Concepts:Projectile activity, impulsive forcesReasoning:The normal force from the ground has to administer an impulse to reduce the vertical component of the momentum of the brick to zero.Details of the calculation:Let V be the initial rate. The horizontal speed and also initial vertical speed are then Vcosθ and Vsinθ, respectively. The horizontal distance traveled in the air is the standarddair = 2V2sinθcosθ/g.To discover the distance traveled alengthy the ground, we have to determine the horizontal speed just after the affect has emerged. The normal force, N, from the ground is what reduces the vertical rate from V sinθ to zero, during the impact. So we have ∫ N dt = m V sinθ,where the integral runs over the moment of the influence. But this normal force (when multiplied by μ to provide the horizontal friction force) additionally produces a sudden decrease in the horizontal rate, in the time of the time of the influence.
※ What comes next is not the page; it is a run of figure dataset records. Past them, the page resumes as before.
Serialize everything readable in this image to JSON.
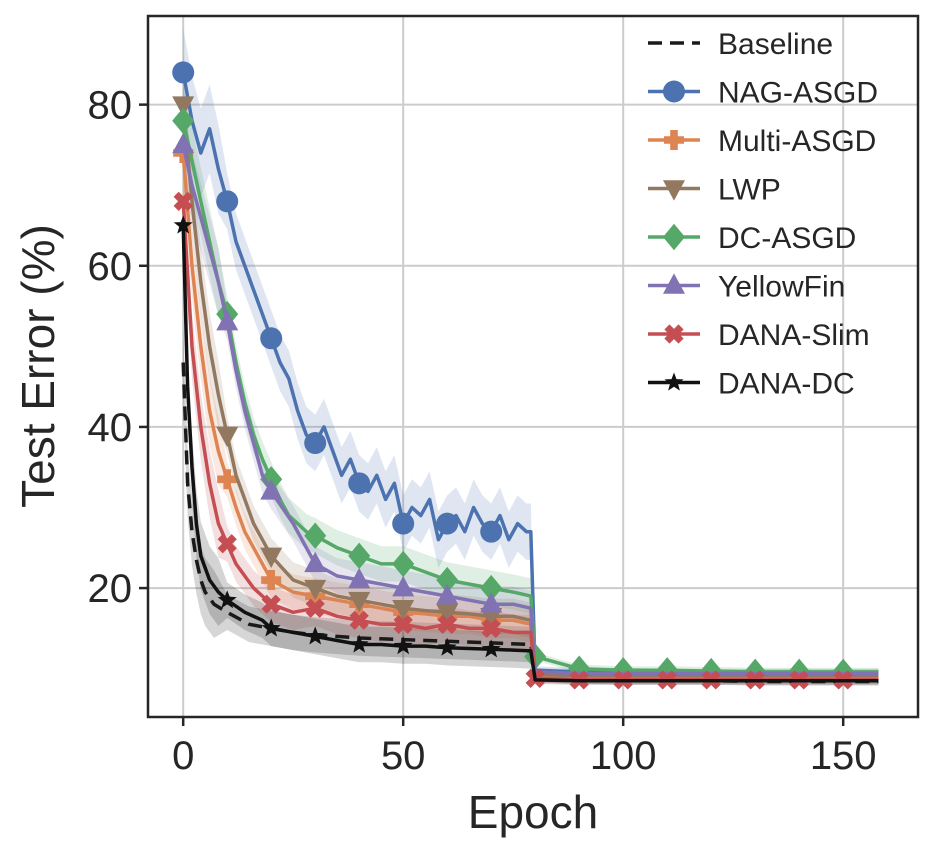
{
  "chart_data": {
    "type": "line",
    "title": "",
    "xlabel": "Epoch",
    "ylabel": "Test Error (%)",
    "xlim": [
      -8,
      167
    ],
    "ylim": [
      4,
      91
    ],
    "xticks": [
      0,
      50,
      100,
      150
    ],
    "yticks": [
      20,
      40,
      60,
      80
    ],
    "grid": true,
    "legend_position": "top-right",
    "series": [
      {
        "name": "Baseline",
        "color": "#1a1a1a",
        "dash": true,
        "marker": "none",
        "x": [
          0,
          1,
          2,
          3,
          4,
          5,
          7,
          10,
          15,
          20,
          25,
          30,
          40,
          50,
          60,
          70,
          79,
          80,
          90,
          100,
          110,
          120,
          130,
          140,
          150,
          158
        ],
        "values": [
          48,
          33,
          27,
          23.5,
          21,
          19.5,
          18,
          17,
          15.5,
          15,
          14.5,
          14.2,
          13.8,
          13.6,
          13.4,
          13.2,
          13.0,
          8.8,
          8.6,
          8.5,
          8.5,
          8.5,
          8.4,
          8.4,
          8.4,
          8.4
        ],
        "markers_x": []
      },
      {
        "name": "NAG-ASGD",
        "color": "#4c72b0",
        "dash": false,
        "marker": "circle",
        "x": [
          0,
          2,
          4,
          6,
          8,
          10,
          12,
          14,
          16,
          18,
          20,
          22,
          24,
          26,
          28,
          30,
          32,
          34,
          36,
          38,
          40,
          42,
          44,
          46,
          48,
          50,
          52,
          54,
          56,
          58,
          60,
          62,
          64,
          66,
          68,
          70,
          72,
          74,
          76,
          78,
          79,
          80,
          90,
          100,
          110,
          120,
          130,
          140,
          150,
          158
        ],
        "values": [
          84,
          78,
          74,
          77,
          72,
          68,
          63,
          60,
          57,
          54,
          51,
          48,
          46,
          42,
          39,
          38,
          40,
          37,
          34,
          36,
          33,
          32,
          34,
          31,
          33,
          28,
          30,
          29,
          31,
          26,
          28,
          29,
          27,
          30,
          28,
          27,
          29,
          26,
          28,
          27,
          27,
          9.8,
          9.6,
          9.6,
          9.5,
          9.5,
          9.5,
          9.5,
          9.5,
          9.5
        ],
        "markers_x": [
          0,
          10,
          20,
          30,
          40,
          50,
          60,
          70
        ]
      },
      {
        "name": "Multi-ASGD",
        "color": "#dd8452",
        "dash": false,
        "marker": "plus",
        "x": [
          0,
          2,
          4,
          6,
          8,
          10,
          12,
          14,
          16,
          18,
          20,
          25,
          30,
          35,
          40,
          45,
          50,
          55,
          60,
          65,
          70,
          75,
          79,
          80,
          90,
          100,
          110,
          120,
          130,
          140,
          150,
          158
        ],
        "values": [
          74,
          60,
          50,
          42,
          37,
          33.5,
          30,
          27,
          25,
          23,
          21,
          19.5,
          19,
          18.5,
          18,
          17.5,
          17,
          16.8,
          16.5,
          16.5,
          16,
          16,
          15.5,
          9.2,
          9.0,
          9.0,
          9.0,
          9.0,
          9.0,
          9.0,
          9.0,
          9.0
        ],
        "markers_x": [
          0,
          10,
          20,
          30,
          40,
          50,
          60,
          70
        ]
      },
      {
        "name": "LWP",
        "color": "#937860",
        "dash": false,
        "marker": "triangle-down",
        "x": [
          0,
          2,
          4,
          6,
          8,
          10,
          12,
          14,
          16,
          18,
          20,
          25,
          30,
          35,
          40,
          45,
          50,
          55,
          60,
          65,
          70,
          75,
          79,
          80,
          90,
          100,
          110,
          120,
          130,
          140,
          150,
          158
        ],
        "values": [
          80,
          68,
          58,
          50,
          44,
          39,
          34,
          31,
          28,
          26,
          24,
          21,
          20,
          19,
          18.5,
          18,
          17.5,
          17.2,
          17,
          16.8,
          16.5,
          16.5,
          16,
          9.3,
          9.1,
          9.1,
          9.1,
          9.1,
          9.1,
          9.1,
          9.1,
          9.1
        ],
        "markers_x": [
          0,
          10,
          20,
          30,
          40,
          50,
          60,
          70
        ]
      },
      {
        "name": "DC-ASGD",
        "color": "#55a868",
        "dash": false,
        "marker": "diamond",
        "x": [
          0,
          2,
          4,
          6,
          8,
          10,
          12,
          14,
          16,
          18,
          20,
          22,
          24,
          26,
          28,
          30,
          35,
          40,
          45,
          50,
          55,
          60,
          65,
          70,
          75,
          79,
          80,
          90,
          100,
          110,
          120,
          130,
          140,
          150,
          158
        ],
        "values": [
          78,
          73,
          68,
          63,
          58,
          54,
          48,
          43,
          39,
          36,
          33.5,
          31,
          29,
          28,
          27,
          26.5,
          25,
          24,
          23,
          23,
          22,
          21,
          20.5,
          20,
          19.5,
          19,
          11.5,
          10.0,
          9.8,
          9.8,
          9.7,
          9.6,
          9.6,
          9.6,
          9.6
        ],
        "markers_x": [
          0,
          10,
          20,
          30,
          40,
          50,
          60,
          70,
          80,
          90,
          100,
          110,
          120,
          130,
          140,
          150
        ]
      },
      {
        "name": "YellowFin",
        "color": "#8172b3",
        "dash": false,
        "marker": "triangle-up",
        "x": [
          0,
          2,
          4,
          6,
          8,
          10,
          12,
          14,
          16,
          18,
          20,
          25,
          30,
          35,
          40,
          45,
          50,
          55,
          60,
          65,
          70,
          75,
          79,
          80,
          90,
          100,
          110,
          120,
          130,
          140,
          150,
          158
        ],
        "values": [
          75,
          70,
          66,
          62,
          58,
          53,
          47,
          42,
          38,
          34,
          32,
          28,
          23,
          21.5,
          21,
          20.5,
          20,
          19.5,
          19,
          18.5,
          18,
          18,
          17.5,
          9.6,
          9.4,
          9.4,
          9.4,
          9.4,
          9.4,
          9.4,
          9.4,
          9.4
        ],
        "markers_x": [
          0,
          10,
          20,
          30,
          40,
          50,
          60,
          70
        ]
      },
      {
        "name": "DANA-Slim",
        "color": "#c44e52",
        "dash": false,
        "marker": "x",
        "x": [
          0,
          2,
          4,
          6,
          8,
          10,
          12,
          14,
          16,
          18,
          20,
          25,
          30,
          35,
          40,
          45,
          50,
          55,
          60,
          65,
          70,
          75,
          79,
          80,
          90,
          100,
          110,
          120,
          130,
          140,
          150,
          158
        ],
        "values": [
          68,
          50,
          40,
          33,
          28,
          25.5,
          23,
          21.5,
          20,
          19,
          18,
          17,
          17.5,
          16.5,
          16,
          15.5,
          15.5,
          15,
          15.5,
          15,
          15,
          14.5,
          14.5,
          8.8,
          8.6,
          8.6,
          8.6,
          8.6,
          8.6,
          8.6,
          8.6,
          8.6
        ],
        "markers_x": [
          0,
          10,
          20,
          30,
          40,
          50,
          60,
          70,
          80,
          90,
          100,
          110,
          120,
          130,
          140,
          150
        ]
      },
      {
        "name": "DANA-DC",
        "color": "#111111",
        "dash": false,
        "marker": "star",
        "x": [
          0,
          1,
          2,
          3,
          4,
          6,
          8,
          10,
          14,
          18,
          20,
          25,
          30,
          35,
          40,
          45,
          50,
          55,
          60,
          65,
          70,
          75,
          79,
          80,
          90,
          100,
          110,
          120,
          130,
          140,
          150,
          158
        ],
        "values": [
          65,
          45,
          35,
          28,
          24,
          21,
          19.5,
          18.5,
          17,
          16,
          15,
          14.5,
          14,
          13.5,
          13,
          13,
          12.8,
          12.8,
          12.6,
          12.5,
          12.4,
          12.3,
          12.2,
          8.6,
          8.5,
          8.5,
          8.5,
          8.5,
          8.5,
          8.5,
          8.5,
          8.5
        ],
        "markers_x": [
          0,
          10,
          20,
          30,
          40,
          50,
          60,
          70
        ]
      }
    ]
  }
}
So we have m ∆vx = -∫ μN dt = -μ m Vsinθ,which implies ∆vx = -μ Vsinθ.(We have actually neglected the result of the mg gravitational pressure throughout the short time of the affect, since it is much smaller sized than the N impulsive force.) As such, the brick begins its sliding motion through speedv = Vcosθ - μ Vsinθ.(Keep in mind that this is true just if tanθ The friction force from this suggest on is μmg, so the acceleration is a = -μg. The distance traveled along the ground isdground = (Vcosθ - μ Vsinθ)2/(2μg).We desire to uncover the angle that maximizes the total distance, dtotal = dair + dground.d(dtotal)/dθ = 0. d(sinθcosθ + cos2θ/(2μ) + μ sin2θ/2)/dθ = 0.cos2θ - sin2θ + sinθ cosθ (μ - 1/μ) = 0. cos(2θ) + sin(2θ)½(μ - 1/μ) = 0.tan(2θ) = 2μ/(1 - μ2). Using the trigonometric identity, tan(2θ) = 2 tanθ/(1 - tan2θ) we have actually tanθ = μ.Taking the derivative via respect to θ, we view that the maximum total distance is achieved when tanθ = μ. Note, however, that the over analysis is valid just if tanθ 1, then the optimal angle is θ = 45o. (The brick stops after the impact, and also μ = 45o gives the maximum value for the dair.Problem:

A marble bounces down stairs in a continuous manner, hitting each step at the exact same area and also bouncing the same elevation over each step. The stair height equals its depth (tread = rise) and also the coefficient of restitution ε is provided. Find the essential horizontal velocity and also bounce height. (The coreliable of restitution is characterized as ε = -vf/vi, wbelow vf and vi are the vertical velocities just after and before the bounce. respectively).